The molecular life course of a buttercream birthday cake
Birthday parties with my extended family are always loud with lots of people and lots of food; it’s full of children eating and playing. And in the midst there is a three year old boy who patiently tells my cousin what he had to eat featuring quite prominently the buttercream he impishly licked off his piece of the birthday cake. My cousin’s son has type 1 diabetes. His body cannot produce any insulin to regulate his blood glucose levels. Therefore, it is up to him and his parents to constantly check and regulate the circulating glucose. Patients with diabetes have a shorter life expectancy due to an increased risk for microvascular diseases such as kidney disease and macrovascular diseases such as atherosclerosis and stroke. Blindness and amputations are also possible diabetic related complications.
Diabetes comes in different forms. People like my cousin’s son suffer from type 1 diabetes that typically affects younger people and leads to a complete loss of insulin production. Type 2 diabetes is more common. It develops silently and gradually mainly affecting older people when their bodies become less sensitive to insulin and it is associated with a sedentary lifestyle and obesity. As Australians become less active and more obese, type 2 diabetes is on the rise. According to Diabetes Australia, 180 Australians are newly diagnosed with type 2 diabetes every day
With so many interacting risk factors and the spectrum of diabetes, how can we make sense of the complexity? Systems biology has emerged as a branch of science that aims to put the pieces together in their appropriate context. Within the Molecular Life Course Research (Molar) group, we analyse dynamic, complex interaction data with the ultimate aim to find and understand molecular patterns that are indicative, predictive or causative of cardiovascular disease, diabetes and obesity. University of Adelaide Professor Ville-Petteri Mäkinen is heading these research efforts and he is currently supported by two Post-doctoral researchers Song Gao and Stefan Mutter. His team is one of two EMBL Australia research groups hosted by SAHMRI. EMBL is the European flagship organisation for life science research and Australia is an associated member of it with research groups all over the country. This EMBL network provides opportunities for national and international co-operations in Australia and throughout Europe.
Currently, we are working together with a group of Finnish scientists led by Dr Markku Lehto (Folkhälsan Research Center, Helsinki) looking into the relationship of type 1 diabetes and high fat meals. For that purpose, type 1 diabetes patients and healthy individuals were given three consecutive high fat meals throughout the course of one day. This reflects the situation my cousin’s son and all other patients are in. Our data consists of metabolic profiles that give information on lipids and amino acids in the blood. Lipid concentrations including cholesterol particularly are important as they are closely linked to cardiovascular disease. Most of the cholesterol is carried in low-density lipoprotein (LDL) particles to the cells and a high LDL concentration is a causal risk factor for atherosclerosis.
Looking at each metabolite separately, we were surprised how similar the average diabetic and non-diabetic person reacts to three consecutive high fat meals (Figure 1), although the situation might be very different for high-carbohydrate meals that have a stronger impact on glucose metabolism. Interestingly, the individual responses vary greatly (Figure 1). For example, it is reasonable to expect that ingestion of lipids leads to increase in circulating lipids in the blood, but in both groups there are individuals whose lipid levels stay constant and others whose increase is three times the baseline fasting value.

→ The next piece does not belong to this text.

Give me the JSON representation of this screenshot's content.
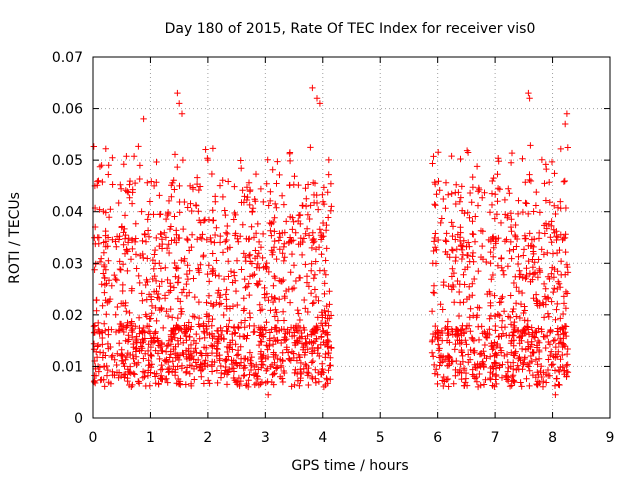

Figure 1. Post-prandial triglycerides. (A) Average increase in triglycerides concentrations from a fasting baseline for type 1 diabetes patients and non-diabetic individuals during the course of a day while having a high fat meal at breakfast (8m), lunch (12pm) and dinner (4pm). (B) Histogram showing the maximum increase of individual triglycerides concentrations from fasting baseline during the course of day with high fat meals at breakfast (8am), lunch (12pm) and dinner (4pm).
We have just had a first look at a large epidemiological dataset of over 8000 Chinese people living in the Jiangsu province whose nutrition, health and some socio-economic factors have been monitored meticulously at baseline and at a follow-up five years later. We are also looking at the metabolomics data from large population cohorts in Europe. The fasting state is well covered by existing literature, but the great challenge is to connect small, detailed studies like the one with high fat meals and type 1 diabetes patients with population-level data and policies. Metabolomic profiling could be a solution and therefore, we are pursuing an interdisciplinary approach to understand the biology. From a scientific point of view, small and detailed datasets that follow people throughout the day are important as they contain keys to what happens while we are not at fasting.
Now, what does this all mean for my cousin’s son? At the next birthday party when my family’s traditional buttercream cake will be served and all the children just want to lick off the cream and leave the drier sponge cake underneath for their parents, it is still unhealthy to do so. But if he and his parents monitor his blood sugar levels and keep them well controlled, our first results indicate that at least he is not worse off from a metabolomics perspective than the other healthy children who just like him cannot wait for their parents to be distracted so that they can lick off the fatty buttercream.